My Lords, I join from these Benches in the good wishes to the noble Lord, Lord Renton, and offer them also to the other noble Lords who wish to participate in this Question. Is the noble and learned Lord not covered with some shame at the fact that the Bill which he is sponsoring and which will be dealt with this afternoon contains 92 regulations to be dealt with by resolutions, as subordinate legislation, of which only 12 are affirmative resolutions?

The Lord Chancellor

My Lords, noble Lords may not be surprised to hear that I am not all covered with shame. I believe that the powers given in the BIll that we shall be discussing further this afternoon are entirely appropriate.
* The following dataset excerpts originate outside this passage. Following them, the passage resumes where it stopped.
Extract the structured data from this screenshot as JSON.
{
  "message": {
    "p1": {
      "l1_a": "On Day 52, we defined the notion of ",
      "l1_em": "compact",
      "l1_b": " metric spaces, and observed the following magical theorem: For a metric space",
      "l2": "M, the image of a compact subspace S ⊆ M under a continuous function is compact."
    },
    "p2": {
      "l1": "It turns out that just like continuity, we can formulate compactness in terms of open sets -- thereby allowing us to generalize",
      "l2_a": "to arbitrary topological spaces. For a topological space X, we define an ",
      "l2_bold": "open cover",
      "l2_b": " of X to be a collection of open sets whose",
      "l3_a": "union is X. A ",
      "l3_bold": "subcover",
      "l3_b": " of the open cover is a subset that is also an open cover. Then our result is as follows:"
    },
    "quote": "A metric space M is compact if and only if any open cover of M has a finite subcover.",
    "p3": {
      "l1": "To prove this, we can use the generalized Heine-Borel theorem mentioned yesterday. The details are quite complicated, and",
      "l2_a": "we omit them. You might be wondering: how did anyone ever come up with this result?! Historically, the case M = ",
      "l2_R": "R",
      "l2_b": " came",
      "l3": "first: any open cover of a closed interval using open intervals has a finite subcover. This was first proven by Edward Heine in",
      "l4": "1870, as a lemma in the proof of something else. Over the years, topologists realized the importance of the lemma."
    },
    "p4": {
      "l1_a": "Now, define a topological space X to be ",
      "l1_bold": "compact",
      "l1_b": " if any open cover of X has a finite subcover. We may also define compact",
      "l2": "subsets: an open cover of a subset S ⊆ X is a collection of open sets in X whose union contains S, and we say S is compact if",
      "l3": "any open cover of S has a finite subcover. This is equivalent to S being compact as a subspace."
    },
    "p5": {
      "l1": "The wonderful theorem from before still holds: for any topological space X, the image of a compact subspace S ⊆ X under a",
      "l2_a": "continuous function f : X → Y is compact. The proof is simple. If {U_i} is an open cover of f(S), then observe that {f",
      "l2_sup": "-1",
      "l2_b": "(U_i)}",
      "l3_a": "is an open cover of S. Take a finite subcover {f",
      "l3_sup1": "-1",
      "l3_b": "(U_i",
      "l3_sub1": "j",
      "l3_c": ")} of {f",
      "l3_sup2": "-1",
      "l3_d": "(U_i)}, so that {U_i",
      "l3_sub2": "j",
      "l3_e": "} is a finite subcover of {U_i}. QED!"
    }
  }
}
I am willing to discuss each and all of them in the context in which they have been given with a view to reaching the right answer.

Lord Rippon of Hexham

My Lords, bearing in mind the increasing use of Henry VIII clauses—which not least has been pointed to in legislation introduced by my noble and learned friend the Lord Chancellor —will the Government give consideration to setting up—as happens, for example, in Australia—a Select Committee to scrutinise legislation and report on the extent to which it involves constitutional issues or excessive use of delegated powers?

The Lord Chancellor

My Lords, I believe that the question of what powers are appropriate in relation to a specific Bill is best considered in the context of that Bill. At the moment I see no advantage in having the kind of remit to which my noble friend has referred. I believe that these discussions can be useful in the context of particular Bills but, on the whole, that the Government's proposals in this connection have been found by Parliament to be justified.

Earl Russell

My Lords, I am glad that the noble and learned Lord used the word "occasionally" in his Answer. Has he remarked that the noble Lord, Lord Renton, in his Question has taken a much more fundamentalist attitude than the Donoughmore Committee, which distinguished between the use and abuse of those clauses? Does he agree that their more frequent abuse might lead to a denial that they have any legitimate use?

The Lord Chancellor

My Lords, the phrase that I used in the principal Answer was "on occasion". Obviously very good things can be abused. I do not believe that the mere possibility of abuse is necessarily an argument against not having these powers. If that were a good argument it would apply to a great number of things from which a good deal of enjoyment and utility has been obtained.

Lord Airedale

My Lords, can the noble and learned Lord the Lord Chancellor at least assure the House that instruments of the kind that we are discussing will be introduced by the affirmative procedure so that at least a Minister has to stand at the Dispatch Box and justify what he proposes rather than slipping it in under the negative procedure?

The Lord Chancellor

My Lords, it is difficult to make generalisations about that. In a discussion on a similar matter in a Bill introduced in a previous Session I agreed that in the circumstances of that Bill a power of this kind should be subject to the affirmative resolution. However, there may well be more important matters for parliamentary attention than some of the instruments effecting consequential amendments or repeals which these powers are designed to introduce.